É preciso reconhecer, por outro lado, que a foto célebre do prédio luxuoso ao lado de Paraisópolis incomoda. E incomoda porque ela fere nosso senso básico de justiça. Aqueles que exibem a fotografia do edifício Penthouse à exaustão apostam em um instinto básico do ser humano: nós somos muito bons em identificar diferenças. Esse parece ser um traço instintivo. Até mesmo macacos-prego se revoltam quando notam uma injustiça na distribuição de frutas. Mas a solução não é simples. Não basta retirar a renda dos moradores do Penthouse e distribuí-la entre os moradores de Paraisópolis.
A riqueza não é um jogo de soma zero. Se os ricos do prédio com piscina na varanda desaparecessem, a vida dos moradores de Paraisópolis não melhoraria.
Os moradores da favela não são pessoas ignorantes, à beira da morte, aguardando que um rico esclarecido lhes estenda a mão. São cidadãos altivos, capazes de tomar decisões sozinhos – e que demonstraram isso ao melhorarem sua condição de vida por esforço próprio. A liberdade é uma característica inerente ao ser humano.
A forma mais eficaz de destruir a dignidade de uma pessoa é anulando sua liberdade. E a forma mais eficaz de anular a liberdade de alguém é tratá-la o tempo todo como alguém incapaz de agir livremente.
Um Estado eficaz deve estar pronto para, sempre que preciso, agir em situações emergenciais que exijam uma resposta rápida.
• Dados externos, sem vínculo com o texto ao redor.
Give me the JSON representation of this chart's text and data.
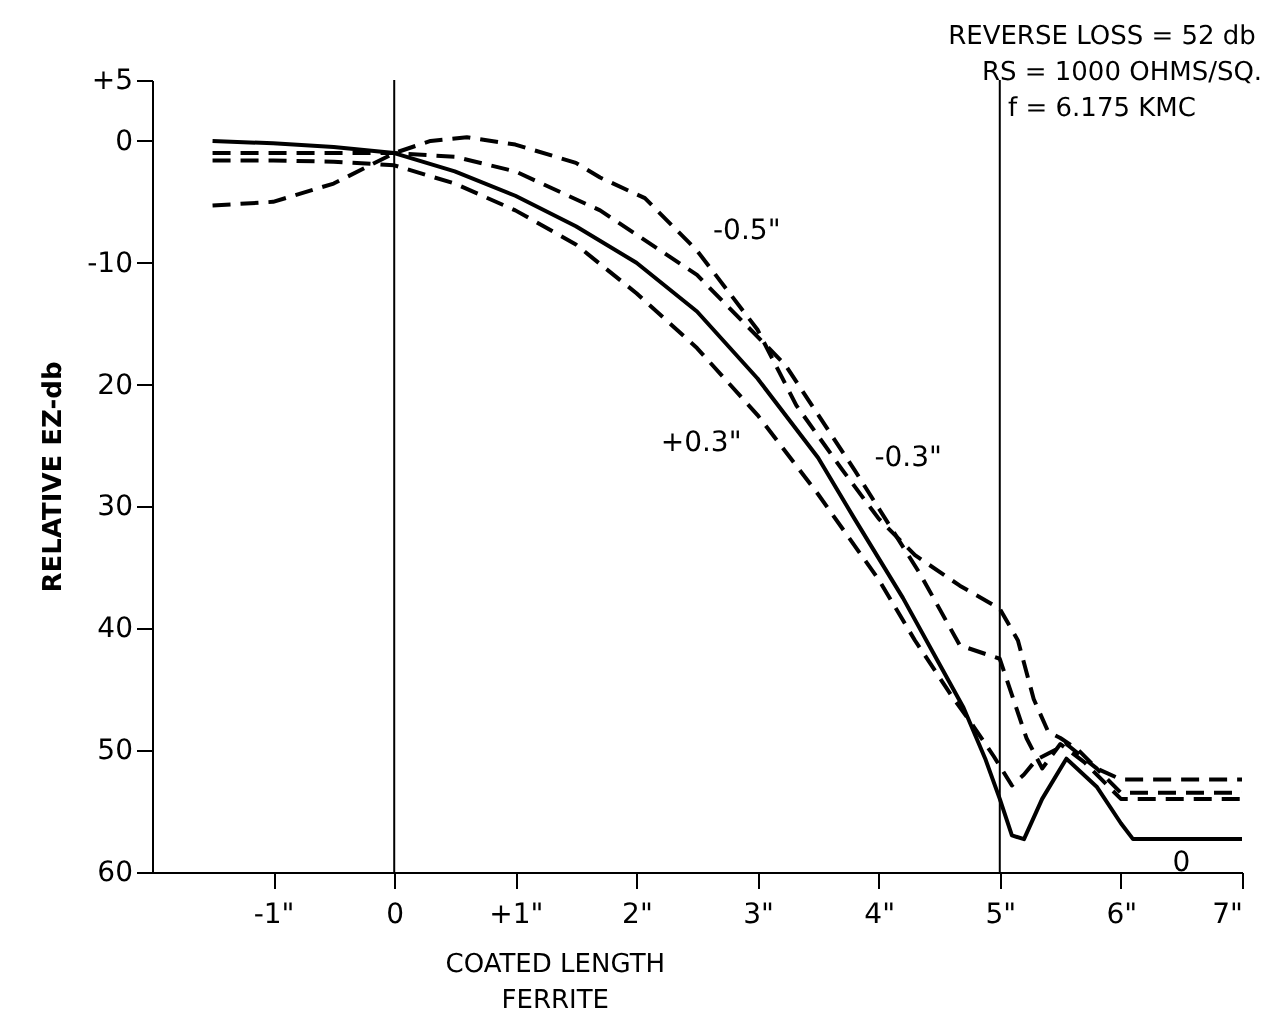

Também é preciso ter uma atenção especial com os brasileiros na extrema pobreza. Temos o dever moral de criar as condições para que a miséria seja erradicada de vez. O problema é que algumas das fórmulas apresentadas ao longo da história acabam tornando o problema pior. É preciso um olhar honesto sobre os possíveis caminhos para a redução da pobreza e da desigualdade.
Gabriel de Arruda Castro
Jornalista, mestre em Política e em Administração Pública.